As explained in the Search introduction, all indexed assets can be returned as search results. Since any developer can create their own assets, your Liferay DXP instance might have additional asset types beyond the ones that Liferay DXP ships with by default.
Search Bar
The search bar is where users enter the search context. Users enter search terms, hit their Enter button (or click the magnifying glass icon), and they’re taken to a maximized view of the search portlet displaying any results and facets that apply.
Entering Search Terms
Liferay DXP, backed by Elasticsearch, supports full text search. It does not, however, support advanced search syntax, such as Elasticsearch’s query string syntax. That means you can’t search specific fields, use wildcards like *, or boolean operators like AND/OR/NOT. Liferay is weighing the costs and benefits of enabling the use of string queries out of the box in a future version of Liferay DXP.
Prefix Searching
Prefix searching is cool. If you’re searching in a site for classical musicians, you might search for the term instrument. This search of course returns documents with the full word in them, but it also returns variants with instruments as the prefix. For example, results with instruments, instrumental, and instrumentation would also be returned.
Another way to ensure users see results is using the spell check settings.
Spell Checking User Queries
Spell check settings allow administrators to configure the Search application so that if a user types a search term that doesn’t return many results (for example, a slightly misspelled werd), the user can be prompted to improve their search.
To configure the spell check settings, click the options () button and select Configuration. The tab displayed is Display Settings, and next to it is the Spell Check Settings tab. Here you can configure the Search application to help users when their initial query doesn’t yield many results.

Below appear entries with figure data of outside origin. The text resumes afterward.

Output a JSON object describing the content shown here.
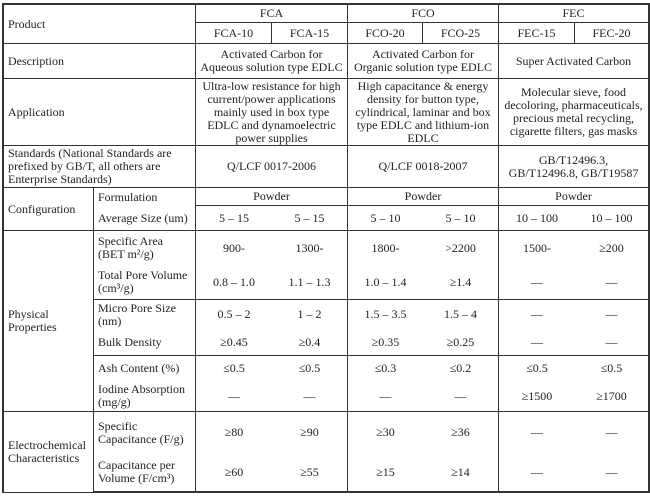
{
  "header": {
    "product_label": "Product",
    "groups": [
      "FCA",
      "FCO",
      "FEC"
    ],
    "models": [
      "FCA-10",
      "FCA-15",
      "FCO-20",
      "FCO-25",
      "FEC-15",
      "FEC-20"
    ]
  },
  "description": {
    "label": "Description",
    "values": [
      "Activated Carbon for Aqueous solution type EDLC",
      "Activated Carbon for Organic solution type EDLC",
      "Super Activated Carbon"
    ]
  },
  "application": {
    "label": "Application",
    "values": [
      "Ultra-low resistance for high current/power applications mainly used in box type EDLC and dynamoelectric power supplies",
      "High capacitance & energy density for button type, cylindrical, laminar and box type EDLC and lithium-ion EDLC",
      "Molecular sieve, food decoloring, pharmaceuticals, precious metal recycling, cigarette filters, gas masks"
    ]
  },
  "standards": {
    "label": "Standards (National Standards are prefixed by GB/T, all others are Enterprise Standards)",
    "values": [
      "Q/LCF 0017-2006",
      "Q/LCF 0018-2007",
      "GB/T12496.3, GB/T12496.8, GB/T19587"
    ]
  },
  "configuration": {
    "label": "Configuration",
    "formulation": {
      "label": "Formulation",
      "values": [
        "Powder",
        "Powder",
        "Powder"
      ]
    },
    "average_size": {
      "label": "Average Size (um)",
      "values": [
        "5 – 15",
        "5 – 15",
        "5 – 10",
        "5 – 10",
        "10 – 100",
        "10 – 100"
      ]
    }
  },
  "physical": {
    "label": "Physical Properties",
    "rows": [
      {
        "label": "Specific Area (BET m²/g)",
        "values": [
          "900-",
          "1300-",
          "1800-",
          ">2200",
          "1500-",
          "≥200"
        ]
      },
      {
        "label": "Total Pore Volume (cm³/g)",
        "values": [
          "0.8 – 1.0",
          "1.1 – 1.3",
          "1.0 – 1.4",
          "≥1.4",
          "—",
          "—"
        ]
      },
      {
        "label": "Micro Pore Size (nm)",
        "values": [
          "0.5 – 2",
          "1 – 2",
          "1.5 – 3.5",
          "1.5 – 4",
          "—",
          "—"
        ]
      },
      {
        "label": "Bulk Density",
        "values": [
          "≥0.45",
          "≥0.4",
          "≥0.35",
          "≥0.25",
          "—",
          "—"
        ]
      },
      {
        "label": "Ash Content (%)",
        "values": [
          "≤0.5",
          "≤0.5",
          "≤0.3",
          "≤0.2",
          "≤0.5",
          "≤0.5"
        ]
      },
      {
        "label": "Iodine Absorption (mg/g)",
        "values": [
          "—",
          "—",
          "—",
          "—",
          "≥1500",
          "≥1700"
        ]
      }
    ]
  },
  "electrochemical": {
    "label": "Electrochemical Characteristics",
    "rows": [
      {
        "label": "Specific Capacitance (F/g)",
        "values": [
          "≥80",
          "≥90",
          "≥30",
          "≥36",
          "—",
          "—"
        ]
      },
      {
        "label": "Capacitance per Volume (F/cm³)",
        "values": [
          "≥60",
          "≥55",
          "≥15",
          "≥14",
          "—",
          "—"
        ]
      }
    ]
  }
}
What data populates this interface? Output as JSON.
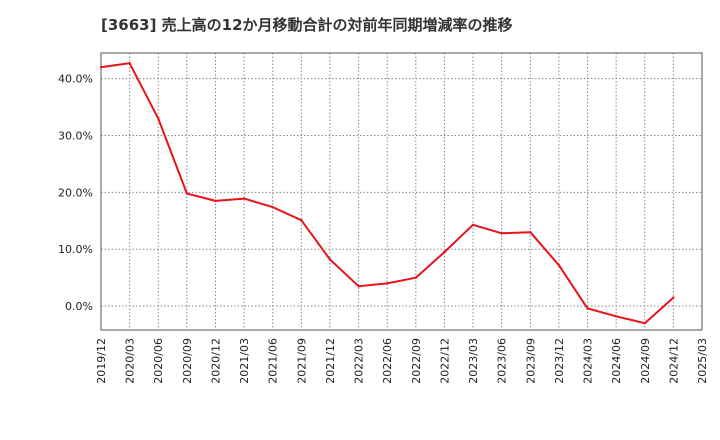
{
  "chart_data": {
    "type": "line",
    "title": "[3663]  売上高の12か月移動合計の対前年同期増減率の推移",
    "xlabel": "",
    "ylabel": "",
    "ylim": [
      -4.2,
      44.5
    ],
    "y_ticks": [
      0,
      10,
      20,
      30,
      40
    ],
    "y_tick_labels": [
      "0.0%",
      "10.0%",
      "20.0%",
      "30.0%",
      "40.0%"
    ],
    "x": [
      "2019/12",
      "2020/03",
      "2020/06",
      "2020/09",
      "2020/12",
      "2021/03",
      "2021/06",
      "2021/09",
      "2021/12",
      "2022/03",
      "2022/06",
      "2022/09",
      "2022/12",
      "2023/03",
      "2023/06",
      "2023/09",
      "2023/12",
      "2024/03",
      "2024/06",
      "2024/09",
      "2024/12",
      "2025/03"
    ],
    "series": [
      {
        "name": "対前年同期増減率",
        "color": "#e8141b",
        "values": [
          42.0,
          42.7,
          33.0,
          19.8,
          18.5,
          18.9,
          17.4,
          15.1,
          8.2,
          3.5,
          4.0,
          5.0,
          9.5,
          14.3,
          12.8,
          13.0,
          7.2,
          -0.4,
          -1.8,
          -3.0,
          1.5,
          null
        ]
      }
    ],
    "grid": true,
    "legend": "none"
  }
}
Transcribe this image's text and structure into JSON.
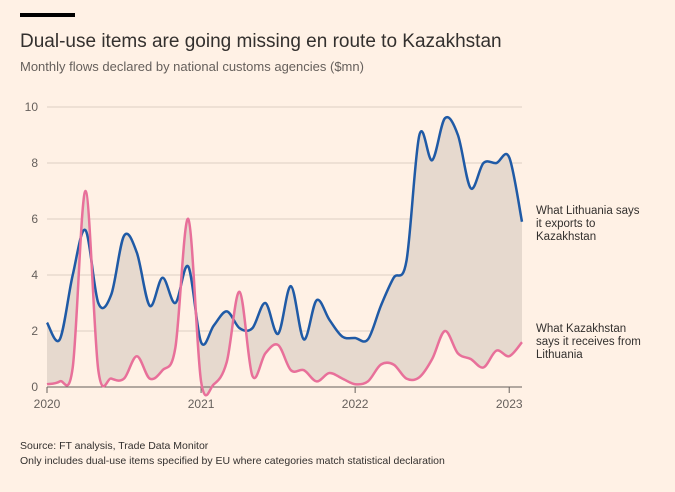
{
  "chart_data": {
    "type": "line",
    "title": "Dual-use items are going missing en route to Kazakhstan",
    "subtitle": "Monthly flows declared by national customs agencies ($mn)",
    "notes": [
      "Source: FT analysis, Trade Data Monitor",
      "Only includes dual-use items specified by EU where categories match statistical declaration"
    ],
    "x": [
      2020,
      2020.083,
      2020.167,
      2020.25,
      2020.333,
      2020.417,
      2020.5,
      2020.583,
      2020.667,
      2020.75,
      2020.833,
      2020.917,
      2021,
      2021.083,
      2021.167,
      2021.25,
      2021.333,
      2021.417,
      2021.5,
      2021.583,
      2021.667,
      2021.75,
      2021.833,
      2021.917,
      2022,
      2022.083,
      2022.167,
      2022.25,
      2022.333,
      2022.417,
      2022.5,
      2022.583,
      2022.667,
      2022.75,
      2022.833,
      2022.917,
      2023,
      2023.083
    ],
    "series": [
      {
        "name": "What Lithuania says it exports to Kazakhstan",
        "color": "#1f5aa6",
        "values": [
          2.3,
          1.7,
          4.0,
          5.6,
          3.0,
          3.3,
          5.4,
          4.8,
          2.9,
          3.9,
          3.0,
          4.3,
          1.6,
          2.2,
          2.7,
          2.1,
          2.1,
          3.0,
          1.9,
          3.6,
          1.7,
          3.1,
          2.4,
          1.8,
          1.75,
          1.7,
          2.9,
          3.9,
          4.5,
          9.0,
          8.1,
          9.6,
          9.0,
          7.1,
          8.0,
          8.0,
          8.2,
          5.9
        ]
      },
      {
        "name": "What Kazakhstan says it receives from Lithuania",
        "color": "#e8709a",
        "values": [
          0.1,
          0.2,
          0.7,
          7.0,
          0.6,
          0.3,
          0.3,
          1.1,
          0.3,
          0.6,
          1.4,
          6.0,
          0.2,
          0.1,
          0.9,
          3.4,
          0.4,
          1.2,
          1.5,
          0.6,
          0.6,
          0.2,
          0.5,
          0.3,
          0.1,
          0.2,
          0.8,
          0.8,
          0.3,
          0.35,
          1.0,
          2.0,
          1.2,
          1.0,
          0.7,
          1.3,
          1.1,
          1.6
        ]
      }
    ],
    "xlim": [
      2020,
      2023.083
    ],
    "xticks": [
      2020,
      2021,
      2022,
      2023
    ],
    "ylim": [
      0,
      10
    ],
    "yticks": [
      0,
      2,
      4,
      6,
      8,
      10
    ],
    "grid": true,
    "fill_between": "#e6d9ce"
  }
}
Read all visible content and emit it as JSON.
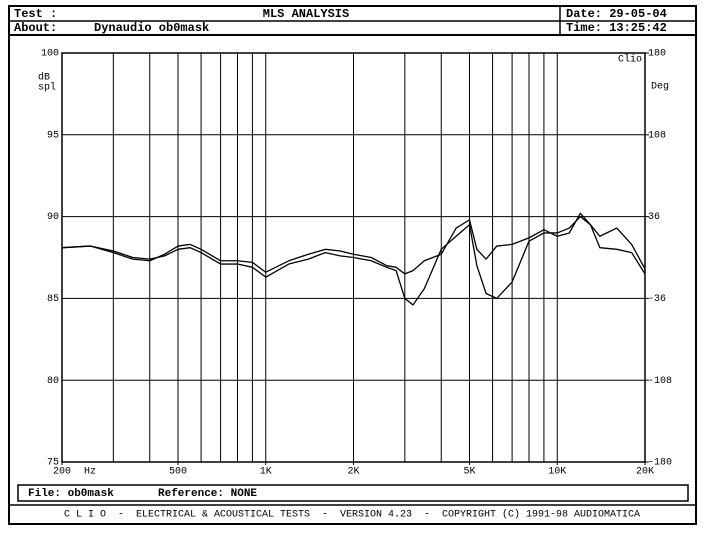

There are three main settings here:
- **Display “Did you mean…” if the number of search results does not meet the
- threshold.**
- Present users alternate, spell checked search queries if their search did not return a minimum number of results (50 by default).
- Display Related Queries
- Display up to a maximum number of alternative queries (5 by default) if the user’s query doesn’t return a minimum number of results (0 by default).
- Add New Related Queries Based on Successful Queries
- Index a user’s search query if it produces a minimum number of results (50 by default). If the Display Related Queries setting is enabled, it can be used as a related query for similar search queries that don’t produce enough results.
In addition to enabling or disabling the spell check settings, thresholds for all of the settings are changeable, to produce the desired behavior.